China leads in a whopping 89% of technology research, research shows
New research from the Australian Strategic Policy Institute (ASPI) shows that China now leads in 57 of the 64 technologies assessed by the Critical Technology Tracker, which has now been updated to cover the past 20 years.
The tracker measures a country’s performance based on the impactful research it produces, looking specifically at the number of publications its institutions have produced in the top ten percent of cited articles in that particular field.

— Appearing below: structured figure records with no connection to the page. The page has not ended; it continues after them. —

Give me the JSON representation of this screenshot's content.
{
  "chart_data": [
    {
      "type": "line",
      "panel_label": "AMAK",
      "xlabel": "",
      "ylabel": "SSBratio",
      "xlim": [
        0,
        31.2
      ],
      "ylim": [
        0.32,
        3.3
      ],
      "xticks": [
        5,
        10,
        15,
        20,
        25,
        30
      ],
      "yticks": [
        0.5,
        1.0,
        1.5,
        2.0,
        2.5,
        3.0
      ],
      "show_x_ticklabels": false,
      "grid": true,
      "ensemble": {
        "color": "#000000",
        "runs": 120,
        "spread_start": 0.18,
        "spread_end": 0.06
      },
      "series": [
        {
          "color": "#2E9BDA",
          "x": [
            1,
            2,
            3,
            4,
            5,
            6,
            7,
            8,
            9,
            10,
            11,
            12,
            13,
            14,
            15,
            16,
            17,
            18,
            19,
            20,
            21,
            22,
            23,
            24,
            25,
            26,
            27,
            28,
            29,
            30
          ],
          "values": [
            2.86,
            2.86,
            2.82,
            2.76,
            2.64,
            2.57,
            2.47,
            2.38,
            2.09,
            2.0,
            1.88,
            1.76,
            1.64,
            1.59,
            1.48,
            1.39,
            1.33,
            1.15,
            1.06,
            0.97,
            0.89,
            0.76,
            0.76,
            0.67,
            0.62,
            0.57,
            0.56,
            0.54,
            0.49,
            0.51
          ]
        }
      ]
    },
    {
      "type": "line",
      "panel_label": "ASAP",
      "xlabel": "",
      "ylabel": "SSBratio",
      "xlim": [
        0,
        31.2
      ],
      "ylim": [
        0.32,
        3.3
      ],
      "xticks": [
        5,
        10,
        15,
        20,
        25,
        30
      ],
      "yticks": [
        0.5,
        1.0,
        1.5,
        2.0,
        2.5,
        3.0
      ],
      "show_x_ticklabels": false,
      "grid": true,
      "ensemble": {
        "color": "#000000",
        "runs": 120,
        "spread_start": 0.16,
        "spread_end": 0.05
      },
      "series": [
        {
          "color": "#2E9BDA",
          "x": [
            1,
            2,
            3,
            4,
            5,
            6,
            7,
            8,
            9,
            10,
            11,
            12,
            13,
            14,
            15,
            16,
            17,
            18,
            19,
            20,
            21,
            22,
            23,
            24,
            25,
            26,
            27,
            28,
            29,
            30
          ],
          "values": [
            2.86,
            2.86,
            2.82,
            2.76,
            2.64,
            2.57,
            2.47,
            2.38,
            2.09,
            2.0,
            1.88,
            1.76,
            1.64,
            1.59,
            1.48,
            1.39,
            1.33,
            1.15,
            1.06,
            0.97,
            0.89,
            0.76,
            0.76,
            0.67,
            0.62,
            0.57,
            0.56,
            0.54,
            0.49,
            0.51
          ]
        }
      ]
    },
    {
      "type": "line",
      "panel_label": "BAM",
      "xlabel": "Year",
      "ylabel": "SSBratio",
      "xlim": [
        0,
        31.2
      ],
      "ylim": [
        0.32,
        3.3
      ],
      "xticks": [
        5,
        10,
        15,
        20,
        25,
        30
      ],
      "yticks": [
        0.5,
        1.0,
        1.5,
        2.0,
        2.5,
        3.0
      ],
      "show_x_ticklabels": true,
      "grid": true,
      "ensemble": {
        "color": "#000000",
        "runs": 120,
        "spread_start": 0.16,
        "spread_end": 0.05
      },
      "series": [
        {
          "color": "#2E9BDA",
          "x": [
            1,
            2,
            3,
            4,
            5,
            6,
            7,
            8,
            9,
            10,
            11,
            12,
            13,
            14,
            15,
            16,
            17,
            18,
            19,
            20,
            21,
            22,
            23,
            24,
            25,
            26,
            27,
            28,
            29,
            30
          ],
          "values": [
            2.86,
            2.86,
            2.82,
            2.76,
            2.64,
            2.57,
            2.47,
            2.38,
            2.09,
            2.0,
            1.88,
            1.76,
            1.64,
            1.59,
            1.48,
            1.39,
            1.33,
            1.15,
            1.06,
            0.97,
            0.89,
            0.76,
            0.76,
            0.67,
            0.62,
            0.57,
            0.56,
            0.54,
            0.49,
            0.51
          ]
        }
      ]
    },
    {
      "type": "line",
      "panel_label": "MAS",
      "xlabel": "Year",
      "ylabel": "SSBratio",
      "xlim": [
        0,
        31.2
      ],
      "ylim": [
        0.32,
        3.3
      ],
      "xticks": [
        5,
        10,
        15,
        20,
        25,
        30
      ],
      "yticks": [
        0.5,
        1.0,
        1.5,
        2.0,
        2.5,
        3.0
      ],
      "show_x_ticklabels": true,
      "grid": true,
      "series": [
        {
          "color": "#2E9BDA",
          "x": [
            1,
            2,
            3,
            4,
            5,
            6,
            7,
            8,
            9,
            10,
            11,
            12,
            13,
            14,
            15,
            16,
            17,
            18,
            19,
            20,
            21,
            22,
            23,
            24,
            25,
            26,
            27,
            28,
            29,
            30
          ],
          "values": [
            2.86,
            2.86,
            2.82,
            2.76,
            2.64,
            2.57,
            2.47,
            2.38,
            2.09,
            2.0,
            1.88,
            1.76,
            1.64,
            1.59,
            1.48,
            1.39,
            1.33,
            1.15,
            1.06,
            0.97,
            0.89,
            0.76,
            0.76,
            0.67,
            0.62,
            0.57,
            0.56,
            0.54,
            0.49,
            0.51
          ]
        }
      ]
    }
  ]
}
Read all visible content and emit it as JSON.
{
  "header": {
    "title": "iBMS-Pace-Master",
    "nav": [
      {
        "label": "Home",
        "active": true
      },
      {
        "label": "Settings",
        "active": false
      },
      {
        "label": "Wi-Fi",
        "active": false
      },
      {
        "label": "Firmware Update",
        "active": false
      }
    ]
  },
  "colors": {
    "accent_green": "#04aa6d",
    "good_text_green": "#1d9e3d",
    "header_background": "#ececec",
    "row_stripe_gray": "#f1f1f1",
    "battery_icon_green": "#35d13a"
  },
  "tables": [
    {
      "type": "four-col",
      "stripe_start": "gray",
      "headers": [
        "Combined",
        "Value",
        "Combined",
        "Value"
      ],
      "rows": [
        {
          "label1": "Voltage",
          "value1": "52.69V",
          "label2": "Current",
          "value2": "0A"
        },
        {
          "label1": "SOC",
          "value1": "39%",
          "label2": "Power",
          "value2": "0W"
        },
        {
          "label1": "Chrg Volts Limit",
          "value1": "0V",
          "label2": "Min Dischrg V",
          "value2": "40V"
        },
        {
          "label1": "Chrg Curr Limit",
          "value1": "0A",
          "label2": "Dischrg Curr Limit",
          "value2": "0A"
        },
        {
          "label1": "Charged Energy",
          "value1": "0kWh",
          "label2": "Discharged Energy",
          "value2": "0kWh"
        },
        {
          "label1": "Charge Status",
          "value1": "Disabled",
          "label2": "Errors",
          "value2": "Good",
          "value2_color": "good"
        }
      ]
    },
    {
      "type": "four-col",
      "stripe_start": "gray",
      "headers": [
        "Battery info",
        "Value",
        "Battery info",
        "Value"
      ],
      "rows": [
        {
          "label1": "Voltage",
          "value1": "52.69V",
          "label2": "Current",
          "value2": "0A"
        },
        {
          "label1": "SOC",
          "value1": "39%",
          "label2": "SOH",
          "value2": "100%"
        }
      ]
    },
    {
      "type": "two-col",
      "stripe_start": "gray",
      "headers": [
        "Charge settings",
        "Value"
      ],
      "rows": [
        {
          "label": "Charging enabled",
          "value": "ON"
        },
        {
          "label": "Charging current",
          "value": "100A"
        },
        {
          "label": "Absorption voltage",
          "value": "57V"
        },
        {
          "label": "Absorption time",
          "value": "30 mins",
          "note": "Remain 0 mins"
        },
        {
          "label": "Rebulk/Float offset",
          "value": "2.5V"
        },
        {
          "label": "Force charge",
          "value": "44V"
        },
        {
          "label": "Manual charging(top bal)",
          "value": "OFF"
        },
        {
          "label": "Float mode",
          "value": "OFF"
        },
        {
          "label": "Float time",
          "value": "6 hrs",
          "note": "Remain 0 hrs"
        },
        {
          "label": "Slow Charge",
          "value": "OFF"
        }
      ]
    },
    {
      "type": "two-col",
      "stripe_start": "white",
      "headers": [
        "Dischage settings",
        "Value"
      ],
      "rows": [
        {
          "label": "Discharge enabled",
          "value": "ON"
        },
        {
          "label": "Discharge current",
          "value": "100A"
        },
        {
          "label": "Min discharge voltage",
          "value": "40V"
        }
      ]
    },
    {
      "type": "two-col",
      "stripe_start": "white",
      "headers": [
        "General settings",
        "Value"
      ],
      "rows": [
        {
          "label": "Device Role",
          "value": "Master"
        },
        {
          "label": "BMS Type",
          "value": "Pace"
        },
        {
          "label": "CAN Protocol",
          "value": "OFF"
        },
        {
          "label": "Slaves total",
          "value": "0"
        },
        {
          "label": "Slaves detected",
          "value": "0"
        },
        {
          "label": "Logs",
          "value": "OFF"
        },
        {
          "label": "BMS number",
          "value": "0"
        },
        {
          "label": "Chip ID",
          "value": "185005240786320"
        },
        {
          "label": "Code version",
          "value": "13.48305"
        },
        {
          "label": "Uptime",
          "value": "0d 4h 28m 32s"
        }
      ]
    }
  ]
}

The data studied came from various disciplines, such as AI, cyber, defense and robotics.
Potential monopolies
From 2003 to 2007, the US led in 60 of the 64 categories, with China picking up three and Japan taking the final category of distributed ledgers. While the US now leads only in small satellites, genetic engineering, quantum computing, vaccines and medical countermeasures, nuclear medicine and radiation oncology, and natural language processing.
Among the things being monitored by ASPI is the potential for monopoly control of a technology by a single nation. The institute identified 24 categories that are “high risk,” up from 14 last year. China leads in all of the newly classified monopoly technologies, and all of them can be considered defense-oriented, such as drones, satellite navigation and radar. The report adds:
“Given the extent to which strategic influence will be determined by technological preeminence, even the US has shown that it needs reliable partners in research, innovation, and industry to maintain an edge over major competitors such as China.”
Elsewhere, India is becoming a bigger player, with a top five position in 45 disciplines. The EU ranks second in 30 technologies across the board and, when measured as a bloc, is reducing monopoly risk by increasing the share of research produced. The UK has dropped out of the top five categories in eight technologies since last year, and now ranks high alone in 36 disciplines overall.